A busy person's guide to cheap, easy and time saving kitchen hacks for a healthier life. Part 2

Updated: Mar 30, 2020

By now you should have had a fresh wave of inspiration for healthy and quick breakfasts and snacks, if not, you can quickly get up to speed with part 1 here. Now it's time to share with you part two of my busy person's guide with ideas for mains and desserts.



  • Vegetables: In a day aim for >5 serves of vegetables (1 serve = 1/2 C cooked or 1 C raw). Aiming for this will help with all daily vitamin, mineral and fibre requirements and get extra goodies such as phytonutrients that have amazing anti-oxidant and anti-inflammatory properties.

  • Protein. To assist with satiety and to provide amino acids that have endless bodily functions which are essential for life. Whether it be plant derived such as legumes, pulses, nuts, seeds and soy or animal based such as chicken, fish, beef, lamb and eggs, they are all great sources.

  • Fats. In particular omega-3 are essential for us to consume (our body doesn't make them). Great sources include salmon, mackerel, trout and sardines. Although not omega-3 rich extra-virgin olive oil and avocado are also wonderful choices for nourishing fat rich foods.

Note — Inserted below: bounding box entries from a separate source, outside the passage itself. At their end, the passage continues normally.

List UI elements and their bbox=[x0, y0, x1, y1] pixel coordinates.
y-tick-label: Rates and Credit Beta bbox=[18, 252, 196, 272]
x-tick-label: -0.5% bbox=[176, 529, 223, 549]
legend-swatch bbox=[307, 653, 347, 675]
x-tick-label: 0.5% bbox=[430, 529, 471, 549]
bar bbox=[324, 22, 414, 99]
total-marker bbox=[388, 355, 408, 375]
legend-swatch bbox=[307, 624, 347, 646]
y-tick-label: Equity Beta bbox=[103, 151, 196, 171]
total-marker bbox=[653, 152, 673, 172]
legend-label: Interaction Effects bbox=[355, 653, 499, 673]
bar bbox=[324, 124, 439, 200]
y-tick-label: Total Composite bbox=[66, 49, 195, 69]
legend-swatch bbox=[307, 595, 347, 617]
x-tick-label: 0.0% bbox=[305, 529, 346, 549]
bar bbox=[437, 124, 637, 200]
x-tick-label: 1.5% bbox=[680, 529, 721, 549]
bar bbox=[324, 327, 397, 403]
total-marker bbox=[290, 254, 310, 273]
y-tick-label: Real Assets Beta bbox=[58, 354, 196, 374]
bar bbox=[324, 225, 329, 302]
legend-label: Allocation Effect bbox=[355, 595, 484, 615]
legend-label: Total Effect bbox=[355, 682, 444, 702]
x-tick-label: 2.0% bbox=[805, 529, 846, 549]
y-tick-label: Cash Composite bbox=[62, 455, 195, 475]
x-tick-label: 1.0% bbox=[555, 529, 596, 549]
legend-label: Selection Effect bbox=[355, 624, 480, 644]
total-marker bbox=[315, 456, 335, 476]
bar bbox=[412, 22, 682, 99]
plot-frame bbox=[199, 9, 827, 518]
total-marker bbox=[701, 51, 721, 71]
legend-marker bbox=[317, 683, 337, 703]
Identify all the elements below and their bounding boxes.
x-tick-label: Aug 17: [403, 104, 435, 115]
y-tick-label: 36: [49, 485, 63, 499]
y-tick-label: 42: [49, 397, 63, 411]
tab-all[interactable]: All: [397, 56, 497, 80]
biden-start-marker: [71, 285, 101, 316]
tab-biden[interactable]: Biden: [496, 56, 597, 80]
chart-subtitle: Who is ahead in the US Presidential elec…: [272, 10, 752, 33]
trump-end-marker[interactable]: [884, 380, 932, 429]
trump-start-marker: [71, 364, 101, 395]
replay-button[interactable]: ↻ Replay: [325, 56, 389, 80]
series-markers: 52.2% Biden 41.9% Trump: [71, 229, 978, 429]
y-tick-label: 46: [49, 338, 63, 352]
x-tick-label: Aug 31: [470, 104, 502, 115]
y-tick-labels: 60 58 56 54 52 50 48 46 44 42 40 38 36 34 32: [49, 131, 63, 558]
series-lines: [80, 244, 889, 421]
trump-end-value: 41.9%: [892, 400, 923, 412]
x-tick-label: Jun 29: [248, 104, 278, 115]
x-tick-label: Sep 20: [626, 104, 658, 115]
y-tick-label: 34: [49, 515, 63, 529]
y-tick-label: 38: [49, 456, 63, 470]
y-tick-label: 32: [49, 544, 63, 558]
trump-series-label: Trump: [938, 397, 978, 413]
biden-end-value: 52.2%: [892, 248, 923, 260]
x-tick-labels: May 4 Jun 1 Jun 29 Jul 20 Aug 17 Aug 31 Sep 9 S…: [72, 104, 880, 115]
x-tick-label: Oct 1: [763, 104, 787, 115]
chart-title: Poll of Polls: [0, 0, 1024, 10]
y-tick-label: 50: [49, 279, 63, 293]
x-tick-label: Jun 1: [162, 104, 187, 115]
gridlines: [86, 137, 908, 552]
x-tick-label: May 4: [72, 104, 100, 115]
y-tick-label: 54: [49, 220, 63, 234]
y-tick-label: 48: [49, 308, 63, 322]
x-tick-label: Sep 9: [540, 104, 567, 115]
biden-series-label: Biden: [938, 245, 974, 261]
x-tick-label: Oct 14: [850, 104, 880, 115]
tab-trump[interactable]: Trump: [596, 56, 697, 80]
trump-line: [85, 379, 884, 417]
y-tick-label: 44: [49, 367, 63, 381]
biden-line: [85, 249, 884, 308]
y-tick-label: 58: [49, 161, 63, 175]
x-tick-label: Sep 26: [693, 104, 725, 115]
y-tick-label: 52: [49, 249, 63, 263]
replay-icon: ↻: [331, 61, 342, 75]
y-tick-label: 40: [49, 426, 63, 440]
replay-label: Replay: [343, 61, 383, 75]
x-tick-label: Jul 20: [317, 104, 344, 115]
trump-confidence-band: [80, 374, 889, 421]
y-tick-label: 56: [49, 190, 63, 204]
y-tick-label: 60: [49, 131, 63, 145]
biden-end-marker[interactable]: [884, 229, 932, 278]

  • Complex carbohydrates. If you eat grains, opt for whole food versions when possible. This means consuming grains them in their whole, truest to nature form e.g. barley pearls, rice grains or quinoa grains rather than products made out of these refined flours. Of course, savour your pasta and bread when your heart desires, but be aware they have gone through some form of processing, which may have altered their nutritional value versus their whole counterpart.


  • Frozen Fish. Choose un-battered options when you can. So simple and delicious, as the fish is cooking quickly throw together a salad and you are done.

  • Frittata. Perfect when you want a warming protein rich meal but are time poor. On a Sunday evening (for example) throw your favourite vegetables, eggs and top with herbs spices and optional feta and you have an easy meal for the following days.

  • Batch cooking. Making a little extra when cooking is one of my personal favourites. Great freezable options include lasagne, soups, casseroles and curries. These dishes can frozen for weeks to months in advance and can be drawn upon when the time needs

  • Sauces. It's what makes the meal, am I right? Making batch sauces like satay, pesto, olive tapenade or lemon/mustard/olive oil dressing and freeze into ice-cubes will ensure no dish goes without flavour.

  • Stuffed sweet potato. A baked sweet potato stuffed with the yummy flavours of your choosing is quick comfort food 101. The recipes and flavour combinations are endless, your best friend is Google for some inspiration.

  • Miso and bone broths pastes. Especially in winter one or both of these to have on hand is a great idea. Some miso or bone broth with chopped vegetables and chicken or tofu will give you a complete meal.

Get the Yoghurt and Blackberry Cheesecake featured at the start from this FREE download



  • Nourishing your body is more than just about the nutrients. Honouring your mental, emotional and social health and allowing yourself a dessert or sweet treat is considered also nourishing.

  • IMPORTANT: This also means when you want a 'traditional' dessert full of refined sugar, gluten and dairy that this is totally ok. Sometimes, nothing will feed you like some flakey, butter pastry or your favourite Ben & Jerry's.


  • Fruit & Yoghurt. I know this isn't a groundbreaking idea, but honestly, pairing your favourite fruits with some delicious yoghurt can't be beaten. Try this coconut yoghurt recipe, so creamy!

  • Dark chocolate. Choosing a higher percentage of cacao will give you the chocolate hit without the desire to eat the whole block (well, hopefully).

  • Chocolate avocado mousse. A delightful way to indulge that is dairy free and full of healthy fats.

  • Topped medjool date. One or two medjool dates topped with 100% nut butter and cinnamon is heaven in a mouthful.

  • Freezing in advance. If there is a recipe that takes a bit more time and effort to prepare, create in advance and freeze. It could be your favourite bliss balls, vegan cheesecake, banana ice-cream or gluten-free cake or anything else that you deem treat worthy and have it on hand for when the time comes.

  • Some of my favourite recipes include: Cherry Choc Coconut Bliss Balls, Lemon and Blueberry Cheesecake, Choc-Hazelnut Truffles and Yoghurt and Blackberry Cheesecake.